Mentre le molteplici minacce – e al tempo stesso molte drastiche conseguenze – del cambiamento climatico e la derivante perdita di biodiversità sono diventate sempre più evidenti e urgenti negli ultimi anni, è chiaramente il fenomeno improvviso del Covid-19 che ha fatto scoppiare la bolla del nostro compiacimento per il modo in cui, per decenni se non per secoli, abbiamo maltrattato il mondo: il nostro ambiente, i nostri simili e noi stessi. Siamo stati costretti, letteralmente, a “scendere sulla terra” e ad affrontare gli eccessi dei nostri consumi, e con questo l’interconnessione di tutti i tipi di scambio globale (alimentato dal turbo-capitalismo) che rendono possibili i primi. Come dice la virologa Ilaria Capua, il Covid-19 è una malattia del nostro stile di vita.
I governi di tutto il mondo hanno dimostrato come siano in grado di prendere misure immediate e drastiche nei loro vari approcci per contenere il virus, tenendo il capitalismo in sospensione, come è stato fatto. Se da un lato hanno costretto l’individuo e la sua libertà a sottomettersi al bene superiore della
società, dall’altro hanno dimostrato quali benefici si possono trarre dall’ambiente (compresa la nostra salute per quanto riguarda l’inquinamento atmosferico) con una significativa riduzione dei livelli di emissione di CO2. I cittadini hanno recuperato le loro strade e conosciuto i loro vicini e i loro quartieri.
Spero che la nostra condizione di vulnerabilità, ancora un po’ surreale, con la sua costante esposizione alla fragilità del nostro mondo, sarà sufficiente, nei prossimi mesi e anni, a forzare un sostanziale cambiamento comportamentale su molti livelli.

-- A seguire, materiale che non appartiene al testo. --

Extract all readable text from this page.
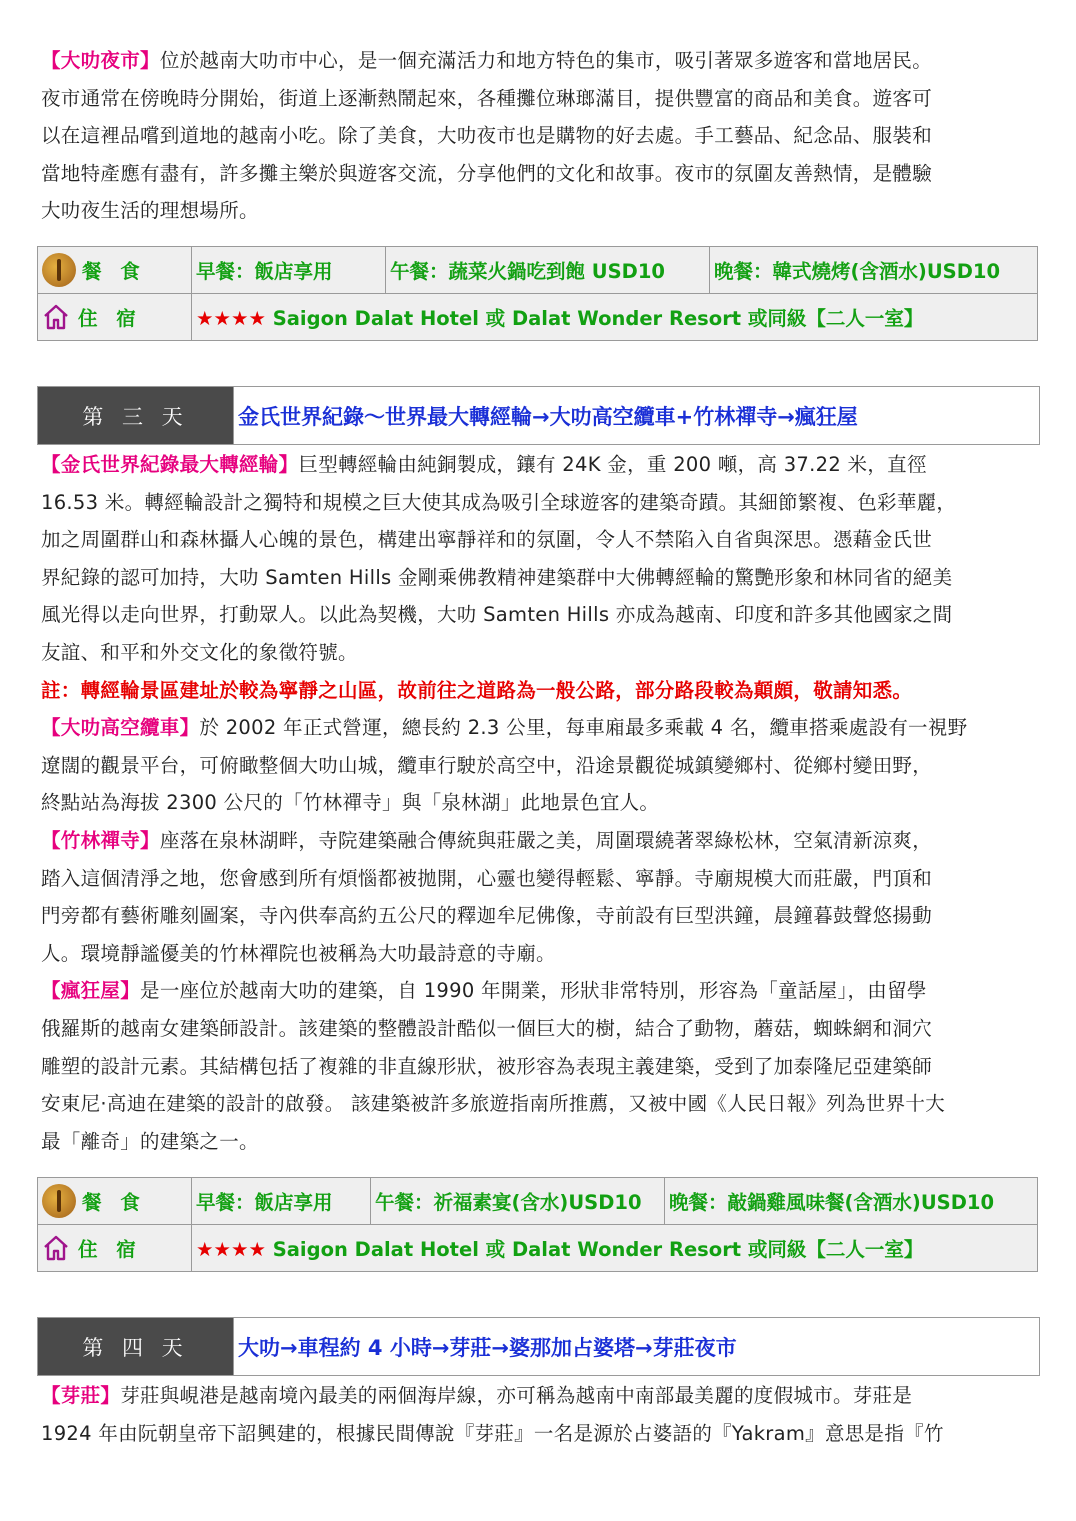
【大叻夜市】位於越南大叻市中心，是一個充滿活力和地方特色的集市，吸引著眾多遊客和當地居民。
夜市通常在傍晚時分開始，街道上逐漸熱鬧起來，各種攤位琳瑯滿目，提供豐富的商品和美食。遊客可
以在這裡品嚐到道地的越南小吃。除了美食，大叻夜市也是購物的好去處。手工藝品、紀念品、服裝和
當地特產應有盡有，許多攤主樂於與遊客交流，分享他們的文化和故事。夜市的氛圍友善熱情，是體驗
大叻夜生活的理想場所。
餐 食	早餐：飯店享用	午餐：蔬菜火鍋吃到飽 USD10	晚餐：韓式燒烤(含酒水)USD10
住 宿	★★★★ Saigon Dalat Hotel 或 Dalat Wonder Resort 或同級【二人一室】		
第 三 天	金氏世界紀錄～世界最大轉經輪→大叻高空纜車+竹林禪寺→瘋狂屋
【金氏世界紀錄最大轉經輪】巨型轉經輪由純銅製成，鑲有 24K 金，重 200 噸，高 37.22 米，直徑
16.53 米。轉經輪設計之獨特和規模之巨大使其成為吸引全球遊客的建築奇蹟。其細節繁複、色彩華麗，
加之周圍群山和森林攝人心魄的景色，構建出寧靜祥和的氛圍，令人不禁陷入自省與深思。憑藉金氏世
界紀錄的認可加持，大叻 Samten Hills 金剛乘佛教精神建築群中大佛轉經輪的驚艷形象和林同省的絕美
風光得以走向世界，打動眾人。以此為契機，大叻 Samten Hills 亦成為越南、印度和許多其他國家之間
友誼、和平和外交文化的象徵符號。
註：轉經輪景區建址於較為寧靜之山區，故前往之道路為一般公路，部分路段較為顛頗，敬請知悉。
【大叻高空纜車】於 2002 年正式營運，總長約 2.3 公里，每車廂最多乘載 4 名，纜車搭乘處設有一視野
遼闊的觀景平台，可俯瞰整個大叻山城，纜車行駛於高空中，沿途景觀從城鎮變鄉村、從鄉村變田野，
終點站為海拔 2300 公尺的「竹林禪寺」與「泉林湖」此地景色宜人。
【竹林禪寺】座落在泉林湖畔，寺院建築融合傳統與莊嚴之美，周圍環繞著翠綠松林，空氣清新涼爽，
踏入這個清淨之地，您會感到所有煩惱都被拋開，心靈也變得輕鬆、寧靜。寺廟規模大而莊嚴，門頂和
門旁都有藝術雕刻圖案，寺內供奉高約五公尺的釋迦牟尼佛像，寺前設有巨型洪鐘，晨鐘暮鼓聲悠揚動
人。環境靜謐優美的竹林禪院也被稱為大叻最詩意的寺廟。
【瘋狂屋】是一座位於越南大叻的建築，自 1990 年開業，形狀非常特別，形容為「童話屋」，由留學
俄羅斯的越南女建築師設計。該建築的整體設計酷似一個巨大的樹，結合了動物，蘑菇，蜘蛛網和洞穴
雕塑的設計元素。其結構包括了複雜的非直線形狀，被形容為表現主義建築，受到了加泰隆尼亞建築師
安東尼·高迪在建築的設計的啟發。 該建築被許多旅遊指南所推薦，又被中國《人民日報》列為世界十大
最「離奇」的建築之一。
餐 食	早餐：飯店享用	午餐：祈福素宴(含水)USD10	晚餐：敲鍋雞風味餐(含酒水)USD10
住 宿	★★★★ Saigon Dalat Hotel 或 Dalat Wonder Resort 或同級【二人一室】		
第 四 天	大叻→車程約 4 小時→芽莊→婆那加占婆塔→芽莊夜市
【芽莊】芽莊與峴港是越南境內最美的兩個海岸線，亦可稱為越南中南部最美麗的度假城市。芽莊是
1924 年由阮朝皇帝下詔興建的，根據民間傳說『芽莊』一名是源於占婆語的『Yakram』意思是指『竹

Come individui, negli ultimi tre mesi, ci siamo lentamente abituati a uno stile di vita un po’ più semplice, certamente più “fondato”, basato sull’essenziale e privo di molte abitudini che – come comprendiamo ora col senno di poi – davamo per scontate. Il più grande compromesso è stato ovviamente la mancanza di contatti sociali a livello personale oltre che culturale. Con il graduale ripristino di tali connessioni, che sono necessarie e che migliorano la nostra qualità di vita, stiamo ora riemergendo in una posizione in cui dovremmo ricalibrare le nostre priorità.
Poiché ognuno di noi ha dimostrato empatia, rispetto e gentilezza nei confronti dei propri vicini, delle comunità locali e dei nostri Paesi e – nei migliori dei casi – dei Paesi vicini, potremmo continuare ad
accontentarci di meno non solo della nostra vita personale, ma anche di quella professionale.
La responsabilità dell’individuo nei confronti della società deve trovare eco in una nuova integrità architettonica, che rispetti il pianeta e che valorizzi il riutilizzo adattativo del patrimonio esistente, mettendo prima di tutto in discussione la necessità della demolizione. 9 giugno 2020
Louisa Hutton è fondadrice e partner dello studio di architettura e urbanistica Sauerbruch Hutton, con sede a Berlino, fondato a Londra con Matthias Sauerbruch.